In terms of English law, the English Arbitration Act 1996, Section 6 states that “the reference in an agreement to a written form of arbitration clause or to a document containing an arbitration clause constitutes an arbitration agreement if the reference is such as to make that clause part of the agreement.” Parallel to this, the decisions rendered following the enactment of this statute indicate that a general wording of incorporation would be adequate, especially when an issue arises between experienced traders.
Similarly, decisions issued by the French courts generally show that enforcement would not be prevented when a general reference has been made to standard terms containing an arbitration clause. In such cases, the matter would be to determine based on whether both of the parties had actual knowledge of and intention to be bound by the relevant arbitration clause.
Whether an Arbitration Clause Incorporated by Reference would be Binding in Case of Assignment of Receivables Under Turkish Law
The effectiveness of an arbitration agreement between the assignee and the debtor following an assignment of receivable is also a matter of debate. In this case, the generally accepted opinion is that the assignee will automatically become a party to the arbitration agreement. Indeed, under Turkish law, if there is no contrary provision in the contract, all pre-emptive rights, except for those specific to the assignor, pass to the assignee together with the accessory rights. Since the arbitration agreement is among the accessory rights, they will pass to the assignee provided that there is no contrary provision in the contract and the main contract has not already been terminated or declared null and void. Here, the principle of severability of an arbitration clause does not constitute a basis for a possible claim that the parties are not bound by the arbitration agreement because the arbitration clause depends on the main contract and follows the fate of the receivable.

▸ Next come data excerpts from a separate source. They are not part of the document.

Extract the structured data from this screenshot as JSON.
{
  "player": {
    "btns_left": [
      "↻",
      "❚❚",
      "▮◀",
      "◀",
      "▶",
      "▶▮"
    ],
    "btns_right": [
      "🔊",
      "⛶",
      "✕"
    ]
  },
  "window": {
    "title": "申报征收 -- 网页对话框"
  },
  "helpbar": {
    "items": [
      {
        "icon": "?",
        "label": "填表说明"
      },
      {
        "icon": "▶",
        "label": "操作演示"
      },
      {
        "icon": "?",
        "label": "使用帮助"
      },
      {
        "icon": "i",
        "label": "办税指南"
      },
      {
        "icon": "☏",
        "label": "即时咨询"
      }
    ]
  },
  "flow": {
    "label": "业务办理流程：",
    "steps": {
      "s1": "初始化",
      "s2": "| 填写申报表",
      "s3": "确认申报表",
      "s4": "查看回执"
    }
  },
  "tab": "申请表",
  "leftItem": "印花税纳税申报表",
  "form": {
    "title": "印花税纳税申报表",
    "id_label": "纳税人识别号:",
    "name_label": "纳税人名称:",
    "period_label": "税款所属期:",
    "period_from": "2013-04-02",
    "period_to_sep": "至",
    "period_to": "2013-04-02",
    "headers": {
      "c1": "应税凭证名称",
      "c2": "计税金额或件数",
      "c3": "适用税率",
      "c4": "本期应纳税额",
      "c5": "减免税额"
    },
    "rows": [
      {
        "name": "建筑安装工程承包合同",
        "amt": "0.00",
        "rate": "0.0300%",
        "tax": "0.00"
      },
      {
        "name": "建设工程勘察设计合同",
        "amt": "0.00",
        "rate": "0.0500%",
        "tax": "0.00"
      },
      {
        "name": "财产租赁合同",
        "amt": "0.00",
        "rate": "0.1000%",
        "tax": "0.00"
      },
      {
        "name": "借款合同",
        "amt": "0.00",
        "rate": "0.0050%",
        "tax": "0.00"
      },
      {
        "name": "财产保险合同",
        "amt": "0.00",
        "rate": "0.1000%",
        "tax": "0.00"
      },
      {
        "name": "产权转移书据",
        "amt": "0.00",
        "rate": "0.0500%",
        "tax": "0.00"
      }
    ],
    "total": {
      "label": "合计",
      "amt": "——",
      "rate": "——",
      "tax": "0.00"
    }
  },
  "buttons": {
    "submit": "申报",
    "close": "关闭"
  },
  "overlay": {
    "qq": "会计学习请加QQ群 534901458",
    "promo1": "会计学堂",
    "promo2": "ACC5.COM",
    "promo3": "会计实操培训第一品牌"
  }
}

A scholar reaches the same result by way of a different reasoning. Accordingly, pursuant to the principle underlying Article 188(1) of the Turkish Code of Obligations that the debtor’s current status must not be aggravated upon an assignment of the receivable, the pleadings that the debtor has against the assigner may, as a rule, also be asserted against the assignee as soon as the debtor becomes aware of the assignment. As the arbitration objection is a type of pleading, it should be possible for the debtor to rely upon an arbitration agreement against the assignee, provided that the debtor had entered into the arbitration agreement before it became aware of the assignment of receivable.
Necessity for Explicit Reference
It is common for businesses to use standard contracts including arbitration clauses in their commercial relationships. Although the LIA and the CCP allow for the incorporation of an arbitration clause by reference in Turkish law, in the absence of an unequivocal position taken by the courts and scholars clarifying the conditions for an effective incorporation in terms of consent, it is highly advisable for businesses to include an express reference to the arbitration clause contained in the separate contractual document in the main contract.